Her memory was still sharp. When I introduced myself and my father-in-law, the late Donald Pachao, she immediately responded, “Oh, I still know Donald and a lot of people here in Bontoc!”
Dr. Brett insinuated that one of the projects of the Provincial Tourism Office of Mountain Province may consider is the reconstruction of the eminent “monkey” bridge locally termed as aratey that was once located at barangay Tocucan frequented by foreign tourists, mostly from Israel, in the early 80s.
According to Ms. Brett, the bridge that was made of logs and tied with forest vines (waka) was a manifestation of the technological invention by indigenous engineers of Tocucan community.
I related to her that the Bontoc municipal government prepared a project proposal for the reinstallation of the said bridge signed by the former barangay captain Mariano Wayyas and endorsed by Bontoc Mayor Franklin Odsey in 2009. This document was brought by Mr. Wayyas to the National Commission for Culture and the Arts but according to the bearer, he was informed that this was not a priority of the agency.
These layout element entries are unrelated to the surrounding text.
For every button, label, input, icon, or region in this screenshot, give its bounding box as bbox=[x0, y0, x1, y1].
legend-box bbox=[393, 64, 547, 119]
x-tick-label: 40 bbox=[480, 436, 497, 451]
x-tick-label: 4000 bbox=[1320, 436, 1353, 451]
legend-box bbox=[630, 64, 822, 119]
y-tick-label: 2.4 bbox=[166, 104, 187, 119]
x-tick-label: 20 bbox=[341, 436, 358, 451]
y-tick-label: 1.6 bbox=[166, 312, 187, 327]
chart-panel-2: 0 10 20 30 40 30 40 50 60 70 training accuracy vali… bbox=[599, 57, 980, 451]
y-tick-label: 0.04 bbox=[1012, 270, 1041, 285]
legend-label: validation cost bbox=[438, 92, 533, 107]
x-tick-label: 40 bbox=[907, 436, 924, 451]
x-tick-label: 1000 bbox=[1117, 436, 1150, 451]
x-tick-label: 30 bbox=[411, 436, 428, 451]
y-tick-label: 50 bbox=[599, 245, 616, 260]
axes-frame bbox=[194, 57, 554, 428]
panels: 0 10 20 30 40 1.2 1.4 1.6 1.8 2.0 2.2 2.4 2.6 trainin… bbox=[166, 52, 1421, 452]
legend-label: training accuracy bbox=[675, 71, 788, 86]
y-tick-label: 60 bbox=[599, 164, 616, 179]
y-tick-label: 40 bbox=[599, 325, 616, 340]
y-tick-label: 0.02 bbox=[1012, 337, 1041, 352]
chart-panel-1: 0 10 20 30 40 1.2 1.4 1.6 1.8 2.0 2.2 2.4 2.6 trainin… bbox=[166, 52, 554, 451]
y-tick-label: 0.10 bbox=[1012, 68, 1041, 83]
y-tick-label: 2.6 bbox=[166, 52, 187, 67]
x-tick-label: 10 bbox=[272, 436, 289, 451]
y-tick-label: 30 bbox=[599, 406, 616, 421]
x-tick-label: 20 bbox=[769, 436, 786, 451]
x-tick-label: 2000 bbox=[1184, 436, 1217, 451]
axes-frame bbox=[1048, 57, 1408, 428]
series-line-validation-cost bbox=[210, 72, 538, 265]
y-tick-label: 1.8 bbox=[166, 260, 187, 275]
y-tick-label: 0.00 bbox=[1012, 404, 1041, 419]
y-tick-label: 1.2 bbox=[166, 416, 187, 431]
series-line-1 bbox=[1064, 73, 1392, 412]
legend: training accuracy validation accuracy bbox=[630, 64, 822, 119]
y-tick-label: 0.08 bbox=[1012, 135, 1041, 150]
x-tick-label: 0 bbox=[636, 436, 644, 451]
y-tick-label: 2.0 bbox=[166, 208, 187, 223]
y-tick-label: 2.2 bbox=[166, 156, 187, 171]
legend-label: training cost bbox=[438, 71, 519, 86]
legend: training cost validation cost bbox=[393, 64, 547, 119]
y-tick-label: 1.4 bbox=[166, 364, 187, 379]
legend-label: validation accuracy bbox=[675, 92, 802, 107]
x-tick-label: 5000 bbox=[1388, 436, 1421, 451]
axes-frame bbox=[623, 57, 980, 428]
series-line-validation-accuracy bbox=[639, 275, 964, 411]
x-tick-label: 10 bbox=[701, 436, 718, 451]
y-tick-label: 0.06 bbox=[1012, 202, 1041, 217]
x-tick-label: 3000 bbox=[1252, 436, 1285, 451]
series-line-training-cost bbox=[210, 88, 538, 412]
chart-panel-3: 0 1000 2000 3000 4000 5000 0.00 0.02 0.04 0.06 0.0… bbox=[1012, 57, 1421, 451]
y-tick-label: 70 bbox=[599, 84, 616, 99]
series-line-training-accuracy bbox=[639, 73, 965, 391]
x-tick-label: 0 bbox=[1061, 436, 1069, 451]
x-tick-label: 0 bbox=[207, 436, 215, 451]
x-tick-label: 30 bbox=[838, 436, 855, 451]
She talked about the cultural value of inayan or lawa. Dr. Brett said that it is the Bontok belief that the supernatural beings punish persons who violate scared taboos such as, stealing or grabbing other’s properties, cheating, lying, gossiping about an individual or family for the purpose of destroying their reputation, exploiting and bullying the powerless.
The presence of the ato in the olden times was very important, she continued. The male elders taught and trained the male children in this institution. Knowledge and discipline were imparted to kids thru storey telling while the kids were doing body massage to the elders. In the fields, the young men helped in the construction of rice terraces and irrigation and other related tasks.
On the other hand, the female elders instilled girls discipline, and taught household chores and tasks in the ricefields.
We also exchanged pleasantries on the negative effect of polluting any body of water. I related to Prof. Brett of a story I heard at Cada plateau, Sinto, Bauko where a spring that allegedly became dried after the vegetable farmers usually washed their sprayers and mixing containers that were contaminated with pesticides near it.
Cada plateau or Mount Data watershed was once composed of hundreds (or maybe thousands) of hectares. It is the source of the famous Inodey twin falls and tributaries that drip to Mankayan, Benguet, barangays Sadsadan and Lesseb of Bauko and Chico river thru sitio Boga and Pactil, Monamon Sur. Most of the portions of this thickly forested area were illegally converted into vegetable gardens and residential areas.
She also related that the use of soap and anyone who defecates near a spring will cause the water to become arid.
Another traditional practice that she expounded was the importance of tayan and batangan systems as ways of preserving the environment of the communities of Bontoc and Western Mountain Province, respectively.
Ms. June Chayapan Prill-Brett is a native of Bontoc, Mountain Province. She finished her BA in Anthropology, Master in Anthropology and PhD in Anthropology at the University of the Philippines, Quezon City.
She is currently a Professor of Anthropology, College of Social Sciences, UP-Baguio City.